Hi Alan, yes, and for the article that’s all I can deal in. What vehicle were you test driving… sometimes DSGs can be a little clumsy at low-speed. The trick is to be on the brake fully when you’re changing from reverse to drive and then hold a moment before releasing the brake… I know you probably don’t want to do that, but driving a DSG can take a little brain-training. It’s certainly quicker when up and running than either a manual or a conventional automatic. Cheers Isaac

Alan
Alan
2 years ago

’twas a Golf Wagon – great layout (except the crazy CD in glovebox). 91TSI – was a 7, not 7½. It was in stop-start traffic which was the worst, it would come to a stop and re-starting just did nothing, gradually increase revs and eventually it would move – like a tiger pouncing. It happened first while the salesman was driving, and AEB caught it before he hit the back of the car in front – he didn’t tell me what the problem was. But I soon found out. No wonder he wanted me to go on their established DSG friendly tour, but I pulled off to a side street, into a carpark – then back into the stop-start traffic. Nope. As I said, if I gave it to my wife to drive – she’d send me back after a day.
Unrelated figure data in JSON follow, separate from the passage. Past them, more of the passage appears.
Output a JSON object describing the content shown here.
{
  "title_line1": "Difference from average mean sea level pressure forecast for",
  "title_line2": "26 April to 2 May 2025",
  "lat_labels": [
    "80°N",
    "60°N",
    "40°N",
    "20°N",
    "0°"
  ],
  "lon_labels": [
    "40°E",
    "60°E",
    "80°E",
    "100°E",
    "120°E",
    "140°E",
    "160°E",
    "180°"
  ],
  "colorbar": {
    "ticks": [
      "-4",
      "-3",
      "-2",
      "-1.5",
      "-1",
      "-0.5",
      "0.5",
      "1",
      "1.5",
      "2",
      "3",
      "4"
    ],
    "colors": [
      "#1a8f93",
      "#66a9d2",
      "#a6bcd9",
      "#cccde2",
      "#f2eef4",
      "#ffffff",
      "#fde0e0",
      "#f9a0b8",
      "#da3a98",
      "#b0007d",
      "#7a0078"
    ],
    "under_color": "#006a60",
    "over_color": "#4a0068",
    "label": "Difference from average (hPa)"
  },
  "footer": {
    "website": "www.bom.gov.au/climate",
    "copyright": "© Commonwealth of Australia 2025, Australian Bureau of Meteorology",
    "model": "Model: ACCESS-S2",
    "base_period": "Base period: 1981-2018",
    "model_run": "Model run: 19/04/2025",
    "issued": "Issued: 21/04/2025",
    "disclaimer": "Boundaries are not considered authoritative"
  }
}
I’d driven a few other cars about the same time, none were anything like this poor. I didn’t like the CVTs particularly, but at least they drove fairly well. The proper autos (Cerato, Focus etc) were much better.

I can drive a Manual smoother than VW can a DSG.

Rye an
Rye an
2 years ago

VW’s DSG seems to be on the skids also because their new 8 speed torque converter transmission will give a lower consumption figure……and if they were to dump their manual and dual mass flywheel they could give a competitive warranty.

Michael E.
Michael E.
1 year ago

“The manual transmission itself will soon become a myth.”

You do realize that 80% of cars in Europe still use manual transmissions – right?

As for the main myth, real-world testing by organizations like Consumer Reports and Motor Trend still often give an advantage to manual transmissions – even when official mileage estimates rate them lower than the same car with an automatic.

Government mileage testing of manual transmissions tends to use inefficient shift points, with the result that in real-world driving, cars with manual transmissions can significantly exceed their rated mileage. In a 2015 AAA study of real-world fuel mileage, cars with manual transmissions exceeded their EPA ratings by a bigger margin (17%) than any other powertrain type other than diesels.

Anecdotally, I’ve compared two pairs of nearly identical older Subarus over about 12 years – in both cases, the same model except for the transmission. In both cases, the EPA mileage ratings for the automatic and manual versions were identical – but I consistently was able to achieve 15-20% better mileage with the manual version. The difference in cold temperatures – even with newer transmissions – is still more pronounced.